Afbeelding
Koolmees
François Van Bauwel

Koolmees: 5 weetjes over de best gekende mees

11 jan 2019
Categorieën
Natuurbericht
Tuin
Vogels

Koolmezen zijn verzot op de pinda’s en zaden van je voedertafel. Hun zwarte kop en borststreep maakt ze tot de meest gekende mezen. En weet je dat koolmezen grote imitatie-talenten zijn? Of dat ze zich soms als mini-roofvogels gedragen? 5 weetjes op een rij gezet:

1/ Meesterlijk imitatie-talent

Over koolmezen kan je dikwijls in superlatieven praten: ze zijn de meest voorkomende mezensoort. En de meest gekende. Fysiek zijn ze de grootste onder de mezen. Maar ze zijn ook op hun best als imitatie-talent. Koolmezen hebben een zeer gevarieerd scala aan geluiden en roepjes. Moeiteloos imiteren ze andere mezensoorten zoals de pimpelmees, de glanskop of de zwarte mees. Zelfs vinken doen ze na. Dat kunnen ze zo goed dat het verschil soms erg moeilijk te horen is. De koolmees roept luider dan vele andere soorten. Zo verraadt hij zichzelf vaak als imitator.

2/ Pak en das

Vrouwelijke koolmezen verkiezen mannen in pak en das. En niet zomaar een pak en das. Bij voorkeur is het verenpak vooraan intens geel gekleurd. Hoe geler, hoe beter. De gele kleur wordt bepaald door de kwaliteit en de hoeveelheid van voedsel. En dat bepaalt dus onrechtstreeks -in de ogen van het vrouwtje- zijn talent als oudervogel. Best draagt hij over zijn gele pak ook een zo breed mogelijke zwarte ‘stropdas’. Maar écht begeerd wordt hij pas als hij ook nog eens heel laag kan zingen! Lage noten zijn immers hét summum voor vrouwtjes. Zingt de buurman een toontje lager, dan wordt hij waarschijnlijk de vader van haar jongen. Een mannelijke koolmees is dan ook extra alert en bewaakt het vrouwtje zorgvuldig.

3/ Om de tuin geleid

Koolmezen gebruiken hun groot zangtalent om concurrenten te weren uit hun territorium. Hiervoor zingt het mannetje een lied op een plek. Daarna vliegt hij naar een andere plek en laat daar een nieuw wijsje horen. Concurrenten denken hierdoor dat het gebied reeds dichtbevolkt is en worden om de tuin geleid. Dat overkomt niet alleen mannelijke koolmezen. Ook luierende mannen durven in het ‘tu-ti - tu-ti - tu-ti’ van de koolmezen wel eens hun ontevreden vrouw te horen. Het kan namelijk klinken als ‘doe dit, doe dat, doe dit, doe dat’.

4/ Intelligente jagers

Koolmezen eten in de winter zaadjes. Ze zijn ook gek op noten en vetbollen. Lekkere hapjes verdedigen ze soms agressief. In de zomer eten ze naast spinnen en insecten vooral rupsen. Daarop stemmen ze soms hun broedseizoen af: komt de rupsenpiek vroeg, dan leggen koolmezen hun eerste ei ook vroeger. Intensief én intelligent zoeken ze rupsen en sorteren die op grootte. Pas uitgekomen jongen krijgen de kleinere rupsen, iets oudere jongen de grotere. Moeten de ouders te ver heen en weer vliegen, dan sorteren ze niet. Uitzonderlijk gedragen koolmezen zich als mini-roofvogels.

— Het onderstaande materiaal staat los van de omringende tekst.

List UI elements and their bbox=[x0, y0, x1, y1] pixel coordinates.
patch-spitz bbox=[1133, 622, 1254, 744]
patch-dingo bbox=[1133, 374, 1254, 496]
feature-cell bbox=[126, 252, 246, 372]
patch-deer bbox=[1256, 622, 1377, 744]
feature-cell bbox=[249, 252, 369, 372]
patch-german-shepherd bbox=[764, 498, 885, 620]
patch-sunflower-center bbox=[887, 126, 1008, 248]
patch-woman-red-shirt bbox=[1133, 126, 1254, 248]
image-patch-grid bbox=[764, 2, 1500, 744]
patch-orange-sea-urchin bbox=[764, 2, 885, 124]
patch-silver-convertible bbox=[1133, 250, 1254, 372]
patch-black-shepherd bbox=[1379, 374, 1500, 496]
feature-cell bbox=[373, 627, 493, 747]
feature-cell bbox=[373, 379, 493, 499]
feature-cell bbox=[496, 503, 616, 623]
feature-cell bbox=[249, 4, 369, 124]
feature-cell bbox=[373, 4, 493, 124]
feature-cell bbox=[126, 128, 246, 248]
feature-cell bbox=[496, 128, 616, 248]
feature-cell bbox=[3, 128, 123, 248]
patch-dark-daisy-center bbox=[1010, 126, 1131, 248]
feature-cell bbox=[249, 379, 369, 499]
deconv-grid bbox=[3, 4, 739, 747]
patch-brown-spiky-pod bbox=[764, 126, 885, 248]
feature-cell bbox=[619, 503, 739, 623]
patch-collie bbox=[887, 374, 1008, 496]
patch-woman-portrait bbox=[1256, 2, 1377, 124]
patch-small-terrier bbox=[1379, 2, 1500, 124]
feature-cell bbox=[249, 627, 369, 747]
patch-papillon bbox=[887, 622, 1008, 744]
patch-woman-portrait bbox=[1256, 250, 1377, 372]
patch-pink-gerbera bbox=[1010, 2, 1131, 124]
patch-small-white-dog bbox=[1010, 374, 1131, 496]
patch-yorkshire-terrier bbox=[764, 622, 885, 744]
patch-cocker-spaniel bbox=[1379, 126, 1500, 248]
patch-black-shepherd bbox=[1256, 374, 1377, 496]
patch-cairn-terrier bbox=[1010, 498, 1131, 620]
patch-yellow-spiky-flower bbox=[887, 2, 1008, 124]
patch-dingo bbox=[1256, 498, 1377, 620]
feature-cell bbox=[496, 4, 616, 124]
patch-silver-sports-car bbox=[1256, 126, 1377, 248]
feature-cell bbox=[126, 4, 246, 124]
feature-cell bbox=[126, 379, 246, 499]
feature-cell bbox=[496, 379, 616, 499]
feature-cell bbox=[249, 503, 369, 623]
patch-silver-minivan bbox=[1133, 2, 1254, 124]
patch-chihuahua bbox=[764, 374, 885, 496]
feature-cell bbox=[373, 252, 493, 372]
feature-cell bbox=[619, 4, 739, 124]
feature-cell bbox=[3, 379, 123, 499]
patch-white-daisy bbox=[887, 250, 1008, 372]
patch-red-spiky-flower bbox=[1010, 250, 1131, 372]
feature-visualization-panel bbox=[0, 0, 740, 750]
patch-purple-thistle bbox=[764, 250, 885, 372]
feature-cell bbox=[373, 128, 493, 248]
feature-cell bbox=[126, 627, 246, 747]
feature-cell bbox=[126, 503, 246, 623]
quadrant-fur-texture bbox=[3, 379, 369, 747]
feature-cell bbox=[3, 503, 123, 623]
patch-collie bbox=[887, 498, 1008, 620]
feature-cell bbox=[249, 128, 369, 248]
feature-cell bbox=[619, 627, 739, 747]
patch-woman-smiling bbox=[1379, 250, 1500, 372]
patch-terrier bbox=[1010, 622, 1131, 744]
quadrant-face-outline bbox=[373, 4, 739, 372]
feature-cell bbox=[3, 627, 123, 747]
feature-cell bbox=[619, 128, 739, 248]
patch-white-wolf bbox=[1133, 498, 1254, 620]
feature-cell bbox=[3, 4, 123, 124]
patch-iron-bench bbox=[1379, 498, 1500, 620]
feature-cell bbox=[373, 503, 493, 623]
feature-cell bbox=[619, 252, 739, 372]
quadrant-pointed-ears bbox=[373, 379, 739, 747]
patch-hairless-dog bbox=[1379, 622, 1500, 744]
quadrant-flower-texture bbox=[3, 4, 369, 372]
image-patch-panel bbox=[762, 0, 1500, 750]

Ze doden dan wel eens kleinere vogels, hagedissen of kikkers.

5/ Stadse schijn bedriegt

Hoewel stadstuinen op het eerste zicht geschikt lijken als territorium, komen koolmezen soms toch bedrogen uit. Om boven het stadslawaai uit te komen, moeten ze steeds hoger zingen. Net hierdoor hebben ze minder succes bij de vrouwtjes. Komen er toch jongen, dan is het soms moeilijk om ze groot te brengen. Ondanks het groene uiterlijk van de tuinen is het voedselaanbod er immers beperkt. Toch blijft een groot aantal nestkasten steeds bezet. Koolmezen van buiten de stad vullen immers regelmatig de populatie in de stad opnieuw aan.